If you must send in post on CD, encrypt it, password protect it and send it recorded, special, it better bloody get there parcel force post!

Also if you are going to FTP , ensure you use sFTP just to be sure! or if like me you have an encrypted VPN connection to the server use that.

When it comes to DPA, it never hurts to cover your ass and then some!

[Randy]

I didn't say post it or mail it. I said deliver it. As in by hand or insured courier.

Sorry, should have been more clear on that.

But in any case I'd password protect it to make sure the data didn't end up in the wrong hands via someone else's screw up. Before, during or after delivery. Not because some regulation might say you should, but because it's the right thing to do.

[NASA]

I didn't say post it or mail it. I said deliver it. As in by hand or insured courier.

Sorry, should have been more clear on that.

touche!

But it's good we cleared that up

Not because some regulation might say you should, but because it's the right thing to do.

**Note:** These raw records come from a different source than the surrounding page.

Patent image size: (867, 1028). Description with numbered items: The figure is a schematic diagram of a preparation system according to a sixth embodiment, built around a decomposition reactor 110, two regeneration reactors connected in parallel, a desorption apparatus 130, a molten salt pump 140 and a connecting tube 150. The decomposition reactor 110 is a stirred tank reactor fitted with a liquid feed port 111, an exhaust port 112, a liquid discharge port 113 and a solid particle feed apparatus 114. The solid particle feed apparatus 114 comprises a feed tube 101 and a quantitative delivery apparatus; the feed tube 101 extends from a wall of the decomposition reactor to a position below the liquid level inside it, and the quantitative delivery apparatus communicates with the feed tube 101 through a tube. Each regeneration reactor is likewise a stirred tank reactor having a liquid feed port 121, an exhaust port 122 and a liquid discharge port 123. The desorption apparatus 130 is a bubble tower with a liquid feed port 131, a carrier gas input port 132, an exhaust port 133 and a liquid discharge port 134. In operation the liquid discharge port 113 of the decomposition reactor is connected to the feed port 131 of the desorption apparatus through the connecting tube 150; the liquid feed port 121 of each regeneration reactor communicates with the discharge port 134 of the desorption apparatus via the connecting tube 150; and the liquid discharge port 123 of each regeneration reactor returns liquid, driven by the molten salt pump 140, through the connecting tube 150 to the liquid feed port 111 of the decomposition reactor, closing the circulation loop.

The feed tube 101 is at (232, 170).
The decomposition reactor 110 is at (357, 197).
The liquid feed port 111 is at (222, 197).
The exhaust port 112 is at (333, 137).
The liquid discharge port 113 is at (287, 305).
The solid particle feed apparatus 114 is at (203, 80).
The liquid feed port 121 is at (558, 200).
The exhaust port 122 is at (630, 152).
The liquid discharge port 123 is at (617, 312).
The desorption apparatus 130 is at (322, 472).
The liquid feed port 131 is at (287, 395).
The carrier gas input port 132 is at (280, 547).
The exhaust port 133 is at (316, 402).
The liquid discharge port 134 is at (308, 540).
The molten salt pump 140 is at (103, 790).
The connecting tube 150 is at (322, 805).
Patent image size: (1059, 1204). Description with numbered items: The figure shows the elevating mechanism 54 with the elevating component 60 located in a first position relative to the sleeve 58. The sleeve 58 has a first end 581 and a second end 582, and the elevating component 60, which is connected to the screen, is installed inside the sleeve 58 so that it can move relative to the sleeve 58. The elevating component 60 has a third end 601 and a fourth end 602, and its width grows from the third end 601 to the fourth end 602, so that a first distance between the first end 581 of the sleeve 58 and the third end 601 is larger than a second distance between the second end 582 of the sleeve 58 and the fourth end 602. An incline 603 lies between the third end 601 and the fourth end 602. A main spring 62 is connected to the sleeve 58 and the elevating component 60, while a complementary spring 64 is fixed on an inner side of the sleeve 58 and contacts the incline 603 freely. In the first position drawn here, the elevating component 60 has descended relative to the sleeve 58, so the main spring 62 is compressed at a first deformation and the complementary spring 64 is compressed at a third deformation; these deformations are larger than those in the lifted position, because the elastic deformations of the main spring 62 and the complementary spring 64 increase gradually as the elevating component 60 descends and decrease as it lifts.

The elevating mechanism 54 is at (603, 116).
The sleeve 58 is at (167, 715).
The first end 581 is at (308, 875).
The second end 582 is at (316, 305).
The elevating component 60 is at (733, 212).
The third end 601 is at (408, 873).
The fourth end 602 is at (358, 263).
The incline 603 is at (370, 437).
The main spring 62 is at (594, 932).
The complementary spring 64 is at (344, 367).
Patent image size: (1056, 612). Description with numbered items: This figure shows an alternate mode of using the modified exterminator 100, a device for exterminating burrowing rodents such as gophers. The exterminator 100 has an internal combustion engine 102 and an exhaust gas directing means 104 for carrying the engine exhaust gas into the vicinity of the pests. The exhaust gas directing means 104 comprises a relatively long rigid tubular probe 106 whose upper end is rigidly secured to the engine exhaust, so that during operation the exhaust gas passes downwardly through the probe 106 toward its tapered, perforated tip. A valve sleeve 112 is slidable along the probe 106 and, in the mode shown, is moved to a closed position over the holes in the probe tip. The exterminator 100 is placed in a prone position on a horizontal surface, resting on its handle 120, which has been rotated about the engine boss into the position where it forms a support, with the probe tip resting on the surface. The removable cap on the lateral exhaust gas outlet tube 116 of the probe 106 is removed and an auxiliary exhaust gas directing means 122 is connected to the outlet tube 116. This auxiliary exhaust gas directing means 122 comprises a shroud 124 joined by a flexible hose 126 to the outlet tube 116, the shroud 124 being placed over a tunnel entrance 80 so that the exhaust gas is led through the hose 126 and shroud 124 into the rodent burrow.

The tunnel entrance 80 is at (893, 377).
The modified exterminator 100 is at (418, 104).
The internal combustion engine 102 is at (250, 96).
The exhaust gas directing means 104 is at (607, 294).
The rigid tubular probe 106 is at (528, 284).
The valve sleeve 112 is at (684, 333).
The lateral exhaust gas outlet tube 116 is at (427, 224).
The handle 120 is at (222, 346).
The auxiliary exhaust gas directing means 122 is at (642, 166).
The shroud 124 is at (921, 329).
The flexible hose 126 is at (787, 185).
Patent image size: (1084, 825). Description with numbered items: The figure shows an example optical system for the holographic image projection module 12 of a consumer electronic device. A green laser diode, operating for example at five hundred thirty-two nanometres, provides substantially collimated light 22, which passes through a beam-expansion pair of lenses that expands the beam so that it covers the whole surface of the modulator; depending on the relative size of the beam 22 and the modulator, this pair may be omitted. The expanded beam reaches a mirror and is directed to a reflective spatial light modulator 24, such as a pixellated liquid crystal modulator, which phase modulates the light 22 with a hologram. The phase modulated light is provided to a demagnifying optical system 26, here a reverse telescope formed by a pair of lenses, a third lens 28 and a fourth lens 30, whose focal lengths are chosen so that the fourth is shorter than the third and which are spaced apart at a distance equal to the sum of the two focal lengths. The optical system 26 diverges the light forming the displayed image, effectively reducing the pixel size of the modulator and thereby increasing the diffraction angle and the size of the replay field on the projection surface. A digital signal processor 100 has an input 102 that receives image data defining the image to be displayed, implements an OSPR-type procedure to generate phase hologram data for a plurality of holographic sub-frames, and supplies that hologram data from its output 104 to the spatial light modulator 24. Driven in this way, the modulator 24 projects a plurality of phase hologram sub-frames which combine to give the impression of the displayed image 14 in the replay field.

spot on, I'm forever battling with my employers over this, and we have regulations to adhere to, but they still cannot see the plain and simple point of it just being the right, sensible thing to do regardless.

We have the technology to encrypt the data and store it on an SSL encrypted , password protected area of the website, I can then ring the recipient, and tell them the pword over the phone, once downloaded , delete the file from the server.

But no, my employer still emails an entire DB in spreadsheet format. There's no helping some peope!

Edited by NASA, 17 April 2009 - 08:53 AM.

[rolf]

good advice, thanks, I'll definitely be careful with the data.

I think (hope) the way it will work in practice is that I'll build the db at my office with a sample set of fake data and then will install the full set when I set it all up on their premises - but I'll be sure to move it manually on a CD if that's not possible for some reason. Their place is only a 2 minute drive from here so it's no problem.

Cheers

[NASA]

Their place is only a 2 minute drive from here so it's no problem.

well why didn't you say so, that makes it a 10 minute walk!

crickey you could send it by pigeon!

[MaKa]

Have to ensure it's a secure pigeon though, don't Google offer those?

[rolf]

crickey you could send it by pigeon!

now you're being ridiculous - I'm not going to use my carrier pigeons on any journey less that 10 miles!